Punto rojo: Lola Restaurante, Franja azul: zona donde estacionan
Entre 7:00pm y 11:00pm, hay un intenso movimiento de parqueros dejando los carros, y volviendo en la camioneta del local. Digamos, sin embargo, que no molesta tanto. El volumen de carros es tan alto, que la alcaldía ha apostado allí a un policía, para evitar que sigan incorporándose a la cola y obstruyan completamente las vías (que igual quedan parcialmente obstruidas).
El problema es entre las 11:00pm y las 3:00am, cuando salen los visitantes del local, y cuando los vecinos de la zona nos dedicamos a…descansar. Comienzan a llegar los parqueros en la camioneta a buscar los carros, apurados, corriendo y como si estuvieran solos (en efecto, la zona, salvo ellos, está completamente vacía).
Entonces comienza el martirio de los vecinos:
1) La camioneta dando vueltas a toda velocidad, acelerando y frenando frecuentemente
2) Los parqueros gritándose entre si
3) Cuando ubican un carro, SIEMPRE se dispara la alarma. Como a propósito, la dejan sonar y sonar.

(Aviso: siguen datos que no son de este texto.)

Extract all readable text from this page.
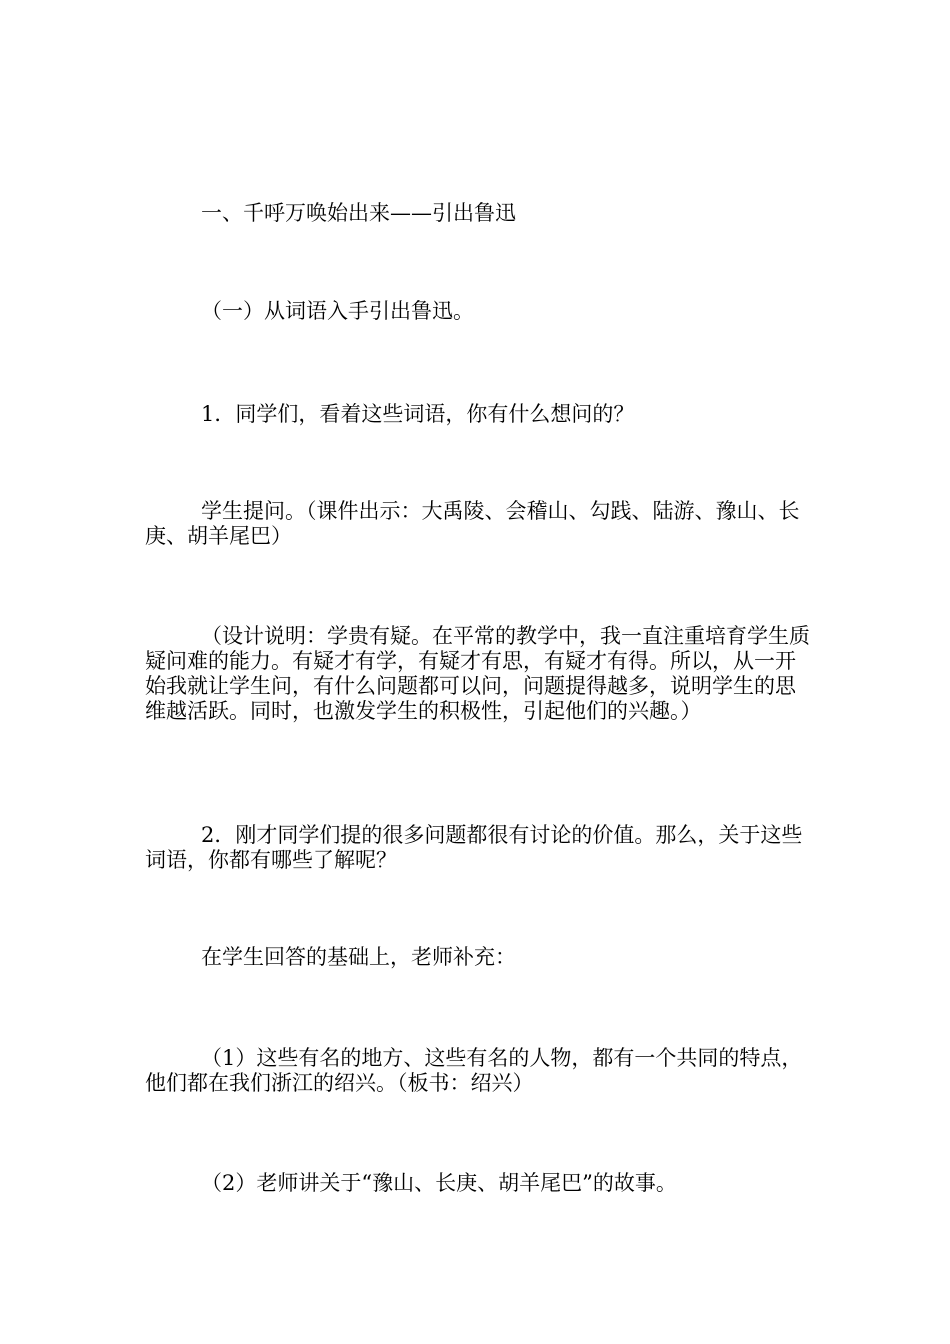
一、千呼万唤始出来——引出鲁迅

（一）从词语入手引出鲁迅。

1．同学们，看着这些词语，你有什么想问的？

学生提问。（课件出示：大禹陵、会稽山、勾践、陆游、豫山、长庚、胡羊尾巴）

（设计说明：学贵有疑。在平常的教学中，我一直注重培育学生质疑问难的能力。有疑才有学，有疑才有思，有疑才有得。所以，从一开始我就让学生问，有什么问题都可以问，问题提得越多，说明学生的思维越活跃。同时，也激发学生的积极性，引起他们的兴趣。）

2．刚才同学们提的很多问题都很有讨论的价值。那么，关于这些词语，你都有哪些了解呢？

在学生回答的基础上，老师补充：

（1）这些有名的地方、这些有名的人物，都有一个共同的特点，他们都在我们浙江的绍兴。（板书：绍兴）

（2）老师讲关于“豫山、长庚、胡羊尾巴”的故事。
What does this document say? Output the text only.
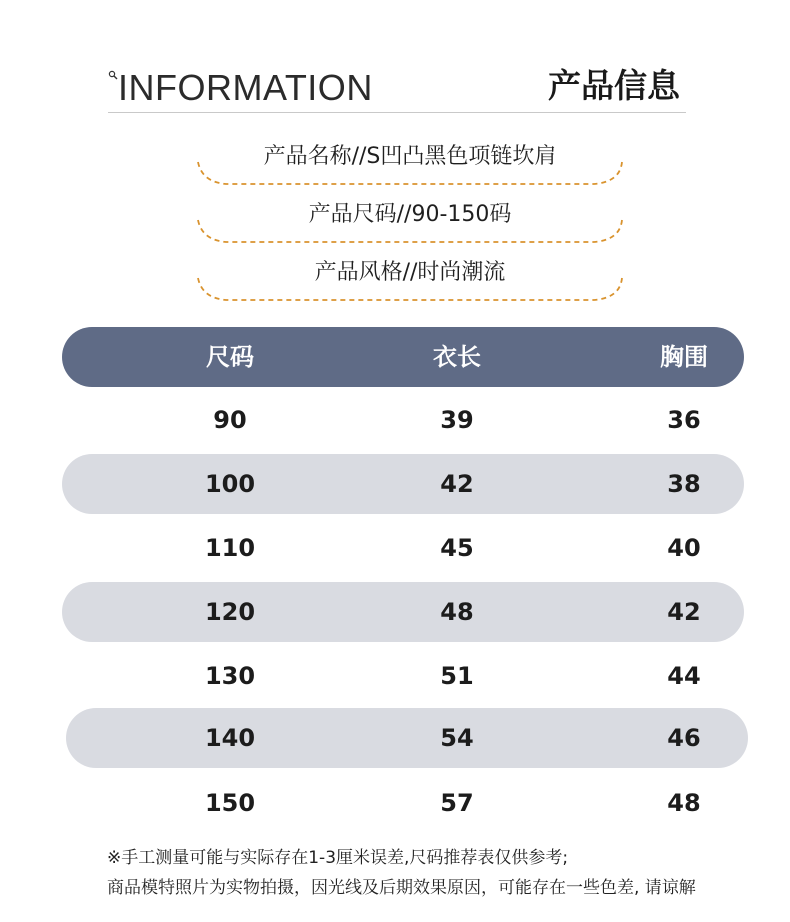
INFORMATION	产品信息
产品名称//S凹凸黑色项链坎肩
产品尺码//90-150码
产品风格//时尚潮流
尺码	衣长	胸围
90	39	36
100	42	38
110	45	40
120	48	42
130	51	44
140	54	46
150	57	48
※手工测量可能与实际存在1-3厘米误差,尺码推荐表仅供参考;
商品模特照片为实物拍摄，因光线及后期效果原因，可能存在一些色差, 请谅解
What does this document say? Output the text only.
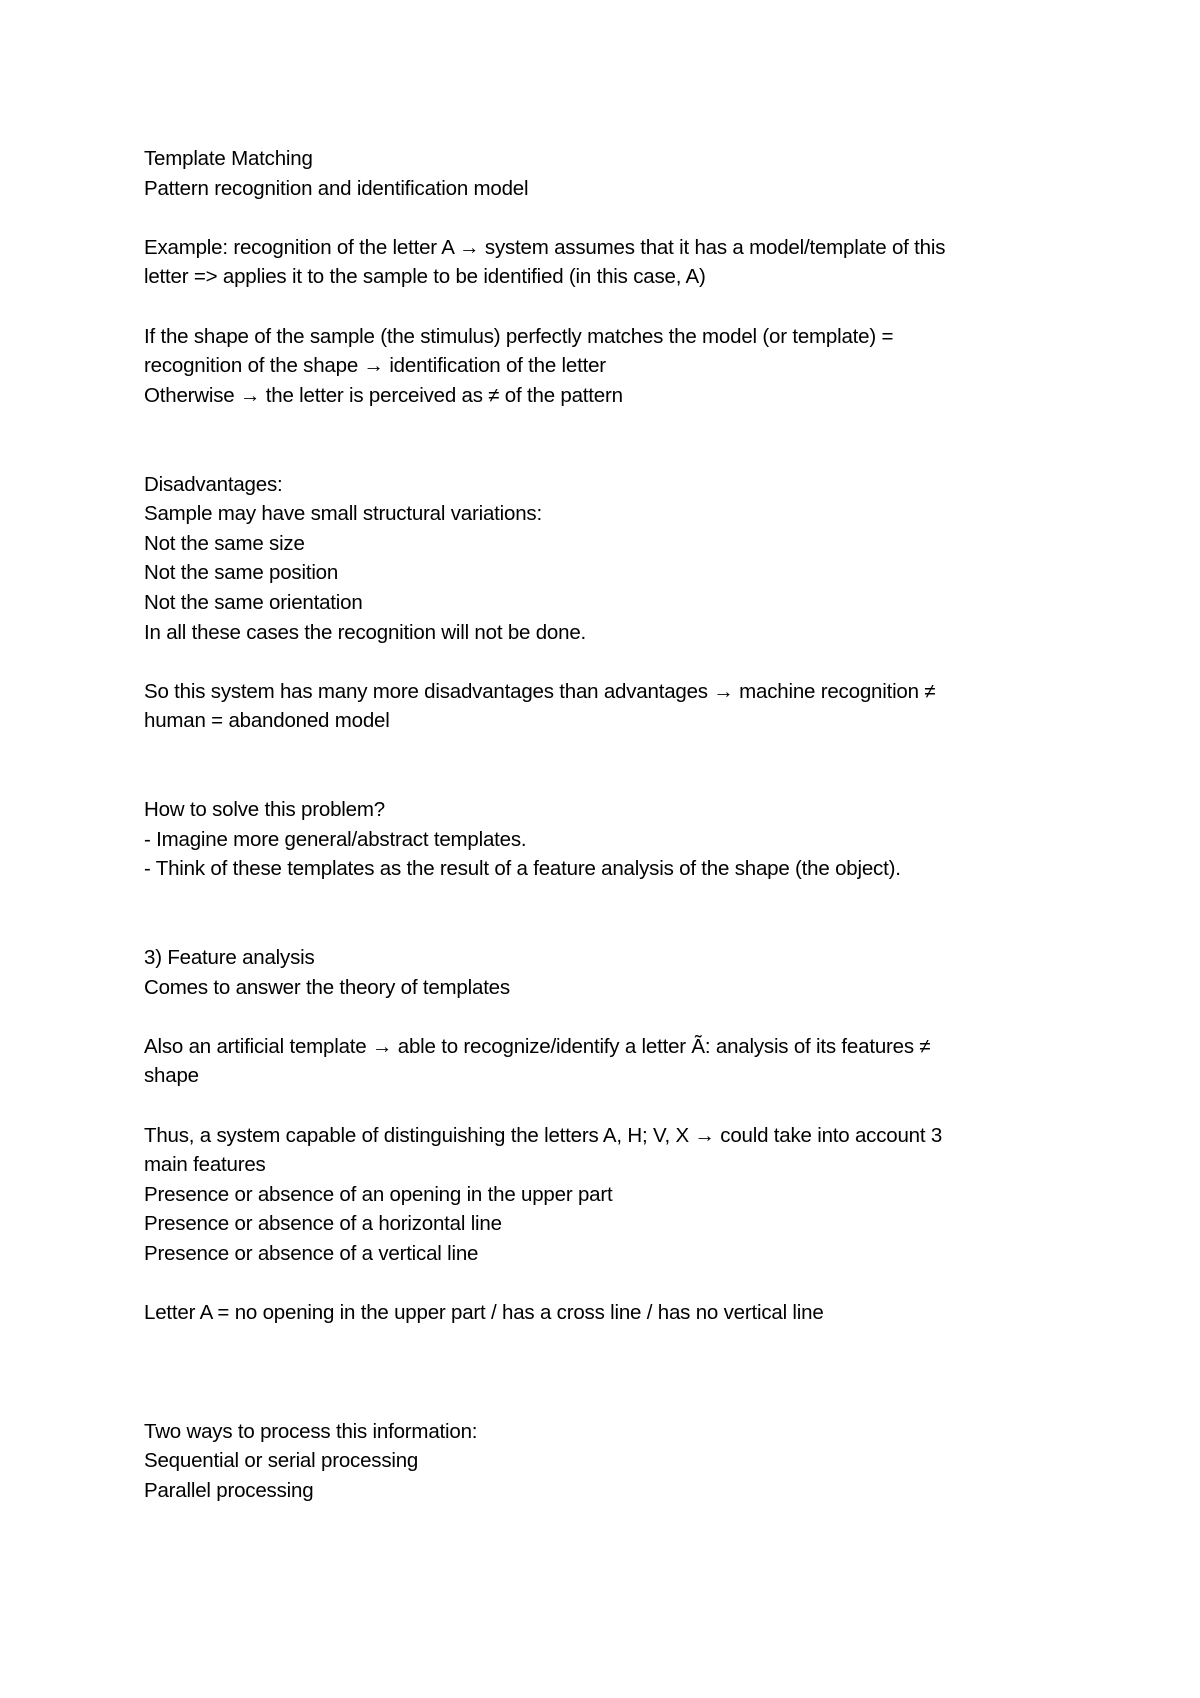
Template Matching
Pattern recognition and identification model
Example: recognition of the letter A → system assumes that it has a model/template of this
letter => applies it to the sample to be identified (in this case, A)
If the shape of the sample (the stimulus) perfectly matches the model (or template) =
recognition of the shape → identification of the letter
Otherwise → the letter is perceived as ≠ of the pattern
Disadvantages:
Sample may have small structural variations:
Not the same size
Not the same position
Not the same orientation
In all these cases the recognition will not be done.
So this system has many more disadvantages than advantages → machine recognition ≠
human = abandoned model
How to solve this problem?
- Imagine more general/abstract templates.
- Think of these templates as the result of a feature analysis of the shape (the object).
3) Feature analysis
Comes to answer the theory of templates
Also an artificial template → able to recognize/identify a letter Ã: analysis of its features ≠
shape
Thus, a system capable of distinguishing the letters A, H; V, X → could take into account 3
main features
Presence or absence of an opening in the upper part
Presence or absence of a horizontal line
Presence or absence of a vertical line
Letter A = no opening in the upper part / has a cross line / has no vertical line
Two ways to process this information:
Sequential or serial processing
Parallel processing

4) El carro lo encienden con el mayor ruido posible
5) Arrancan a toda velocidad, picando caucho casi siempre
6) Como están aún a 1 o 2 cuadras del local, aprovechan para correr a toda velocidad
En resumidas cuentas, estos parqueros no tienen el más mínimo respeto por los carros de los clientes, ni por los vecinos de la zona. Los clientes del restaurant pueden optar por no ir, o ir en taxi. Desafortunadamente, los que vivimos en la zona, no podemos hacer lo mismo.
Esta situación, que ya tiene meses, lejos de mejorar empeora con el tiempo. Es particularmente molesto para nuestros niños, a quienes le resulta difícil conciliar el sueño con tanto ruido.
Una visita a Lola
Después de pasar muchos fines de semana en la incomodidad ocasionada por Lola, y ante la curiosidad de qué estaría pasando allí que llega tanta gente, caí en la tentación de visitarlo ni más ni menos que un jueves en la noche, de una semana cualquiera.
Fui como a las 8:00 (cuando ya habían bastantes vehículos en los alrededores), y parecía un restaurant normal. Cenamos bien y tranquilos. Al rato comenzó la música a todo volumen, y la gente a aglomerarse en cada rincón. Cuando salimos, como a las 10:30pm, no se podía ni caminar. No había entre el comedor y la puerta de salida ni un huequito libre. Tuve que abrirme paso entre la gente hasta llegar a la puerta. El bar, el lounge, los pasillos – todo lleno hasta reventar. La puerta, que la cierran supongo que para que no moleste la música en los alrededores, no se puede abrir sin pedirle a la gente que se mueva un poco. En ningún momento dejó de entrar la gente – pareciera que no existe un control ni un límite en cuanto a la capacidad del local.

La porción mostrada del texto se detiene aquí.